BPK Mulai Periksa Keuangan Pemprov Banten Tahun 2018

BPK Mulai Periksa Keuangan Pemprov Banten Tahun 2018

Pemeriksaan BPK akan memberikan gambaran atas kualitas pengelolaan keuangan Pemprov Banten yang telah dijalankan sesuai Standar Akuntansi Pemerintah (SAP).
Hal itu terungkap saat Penjabat Sekda Banten Ino S Rawita menerima Tim BPK Perwakilan Banten sebagai entry briefing pelaksanaan pemeriksaan interim atas Laporan Keuangan Pemerintah Daerah (LKPD) tahun anggaran 2018 pada Pemerintah Provinsi Banten di ruang transit Pendopo Gubernur, Selasa (29/1). 

Pertemuan tersebut dalam rangka dimulainya pemeriksaan pengelolaan keuangan selama 40 hari kedepan.

Ino S Rawita didampingi Kepala OPD terkait menyambut baik kegiatan pemeriksaan awal pengelolaan keuangan Pemprov Banten  2018 yang akan dilaksanakan Tim BPK.

Kita akan mulai di potret BPK apa yang telah dilakukan selama 2018 apa yang didapat oleh temen-temen OPD untuk dinilai keberhasilan atau kakurangan dan sebagainya,” katanya.

Ino menjelaskan dengan adanya pemeriksaan ini akan memberikan gambaran atas kualitas pengelolaan keuangan Pemprov Banten yang telah dijalankan sesuai Standar Akuntansi Pemerintah (SAP) yang berlaku.

Mudah-mudahan pada saat nanti mulai menelisik terhadap administrasi dan laporan temen-temen OPD respek dan respon segala kebutuhan terkait berkas yang diperlukan oleh tim, pro aktif, jangan susah karena ini untuk memudahkan pemeriksaan,” ucapnya.

Ino juga mengatakan bahwa masih dibutuhkan masukan dan rekomendasi dari Tim BPK guna meningkatkan kualitas pengelolaan keuangan dalam jajarannya.

Momentum ini, kata Ino dapat dijadikan sarana memotret pelaksanaan pengelolaan keuangan pada seluruh OPD sehingga dapat dilakukan perbaikan-perbaikan lebih lanjut jika masih ditemukan hal-hal yang belum sesuai dengan SAP yang berlaku.

Mudah-mudahan penilaian dan evaluasi pemeriksaan pada tahun ini akan lebih baik lagi. Dan tentunya kita (Pemprov Banten) optimis pada 2019 ini laporan keuangannya lebih baik lagi dan tida ada masalah yang signifikan,” jelas Ino seraya menegaskan akan memerintahkan seluruh jajaran OPD  untuk senantiasa kooperatif selama kegiatan pemeriksaan tim.

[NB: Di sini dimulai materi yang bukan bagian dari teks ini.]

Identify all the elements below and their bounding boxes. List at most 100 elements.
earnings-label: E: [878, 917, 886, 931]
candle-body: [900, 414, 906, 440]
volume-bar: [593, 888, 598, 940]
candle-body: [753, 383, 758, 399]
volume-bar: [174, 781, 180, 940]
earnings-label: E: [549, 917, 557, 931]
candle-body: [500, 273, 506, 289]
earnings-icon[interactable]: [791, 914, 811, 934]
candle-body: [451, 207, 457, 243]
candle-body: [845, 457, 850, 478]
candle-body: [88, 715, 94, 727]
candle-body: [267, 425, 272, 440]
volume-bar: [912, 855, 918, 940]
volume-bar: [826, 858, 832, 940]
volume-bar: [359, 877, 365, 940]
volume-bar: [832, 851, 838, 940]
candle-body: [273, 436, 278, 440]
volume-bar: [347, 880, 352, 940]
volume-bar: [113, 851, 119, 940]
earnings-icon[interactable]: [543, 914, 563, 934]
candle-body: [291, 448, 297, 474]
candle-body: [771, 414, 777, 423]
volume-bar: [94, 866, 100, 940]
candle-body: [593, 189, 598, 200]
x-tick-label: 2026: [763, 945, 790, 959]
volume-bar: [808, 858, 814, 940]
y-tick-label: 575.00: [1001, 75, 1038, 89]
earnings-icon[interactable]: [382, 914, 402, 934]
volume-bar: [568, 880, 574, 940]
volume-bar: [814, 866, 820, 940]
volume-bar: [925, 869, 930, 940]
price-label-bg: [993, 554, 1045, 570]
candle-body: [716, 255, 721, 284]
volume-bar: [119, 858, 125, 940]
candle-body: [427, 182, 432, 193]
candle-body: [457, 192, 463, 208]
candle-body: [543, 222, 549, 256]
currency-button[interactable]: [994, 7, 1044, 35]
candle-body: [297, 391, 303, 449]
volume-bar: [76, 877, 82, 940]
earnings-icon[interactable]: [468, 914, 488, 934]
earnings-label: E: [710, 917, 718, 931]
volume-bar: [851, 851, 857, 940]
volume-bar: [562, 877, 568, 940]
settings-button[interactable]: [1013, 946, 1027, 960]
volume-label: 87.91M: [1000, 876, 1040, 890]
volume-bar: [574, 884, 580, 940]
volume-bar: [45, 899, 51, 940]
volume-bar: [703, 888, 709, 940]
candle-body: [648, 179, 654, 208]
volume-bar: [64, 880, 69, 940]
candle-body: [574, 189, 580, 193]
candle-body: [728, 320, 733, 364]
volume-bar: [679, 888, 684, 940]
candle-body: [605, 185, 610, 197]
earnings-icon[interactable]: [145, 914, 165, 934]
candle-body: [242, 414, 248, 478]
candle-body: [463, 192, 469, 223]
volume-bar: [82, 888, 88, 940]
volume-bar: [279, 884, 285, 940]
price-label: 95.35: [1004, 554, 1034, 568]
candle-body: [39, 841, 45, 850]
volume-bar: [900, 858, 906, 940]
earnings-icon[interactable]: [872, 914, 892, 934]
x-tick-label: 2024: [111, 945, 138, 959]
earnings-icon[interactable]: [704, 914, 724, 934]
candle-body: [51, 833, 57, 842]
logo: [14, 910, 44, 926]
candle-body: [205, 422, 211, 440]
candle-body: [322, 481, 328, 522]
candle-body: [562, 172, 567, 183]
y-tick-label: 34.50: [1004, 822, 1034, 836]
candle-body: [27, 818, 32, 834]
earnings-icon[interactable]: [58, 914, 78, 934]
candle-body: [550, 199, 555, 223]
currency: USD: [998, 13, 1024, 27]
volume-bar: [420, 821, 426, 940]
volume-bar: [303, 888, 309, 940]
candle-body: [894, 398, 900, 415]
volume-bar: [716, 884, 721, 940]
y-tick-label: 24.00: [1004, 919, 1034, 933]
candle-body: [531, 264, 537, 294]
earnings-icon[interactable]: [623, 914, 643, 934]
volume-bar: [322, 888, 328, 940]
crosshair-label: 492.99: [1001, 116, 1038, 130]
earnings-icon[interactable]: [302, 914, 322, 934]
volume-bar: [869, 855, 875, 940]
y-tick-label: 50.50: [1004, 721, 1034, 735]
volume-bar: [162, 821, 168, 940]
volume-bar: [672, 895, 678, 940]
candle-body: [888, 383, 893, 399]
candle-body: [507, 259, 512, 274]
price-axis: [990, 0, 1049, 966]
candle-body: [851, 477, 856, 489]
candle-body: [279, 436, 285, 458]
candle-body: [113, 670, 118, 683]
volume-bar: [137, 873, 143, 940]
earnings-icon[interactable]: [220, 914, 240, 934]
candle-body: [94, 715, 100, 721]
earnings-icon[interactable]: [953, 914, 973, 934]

Pemprov Banten lanjut Ino, telah mendapatkan Opini Wajar Tanpa Pengecualian (WTP) atas pengelolaan keuangan sebanyak 2 kali berturut-turut yaitu Tahun Anggaran 2016 dan 2017.

Pengendali Teknis Pemeriksaan dari BPK RI Perwakilan Banten, Junaidi menyebut kegiatan 'entry meeting' yang digelarnya bersama Ino dan jajaran merupakan suatu pertemuan untuk memulai pemeriksaan.

"Dalam hal ini kami akan mulai melakukan pemeriksaan atas laporan keuangan tahun 2018 dan akan berlangsung selama 40 hari kedepan,” kata Junaidi

Junaidi menjelaskan pihaknya akan melakukan pemeriksaan terhadap kewajaran atas laporan keuangan yang sudah diterima dari Pemprov Banten. Adapun yang akan menjadi sasaran penilaian, yakni kewajaran pelaporan keuangan yang sesuai dengan kriteria standar akuntansi pemerintahan.

Kami juga akan memeriksa bantuan keuangan parpol, biasanya ada di Kesbangpol juga dibantu Inspektorat,” ungkapnya.

Junaidi berharap adanya kerjasama Kepala Daerah bersama jajarannya untuk memperlancar proses pemeriksaan LKPD yang akan dilaksanakan Tim BPK.

"Beberapa hal yang perlu disiapkan oleh jajaran di Pemprov Banten yaitu kelengkapan pertanggungjawaban keuangan, penataan dan pencatatan aset pada SKPD," tambahnya.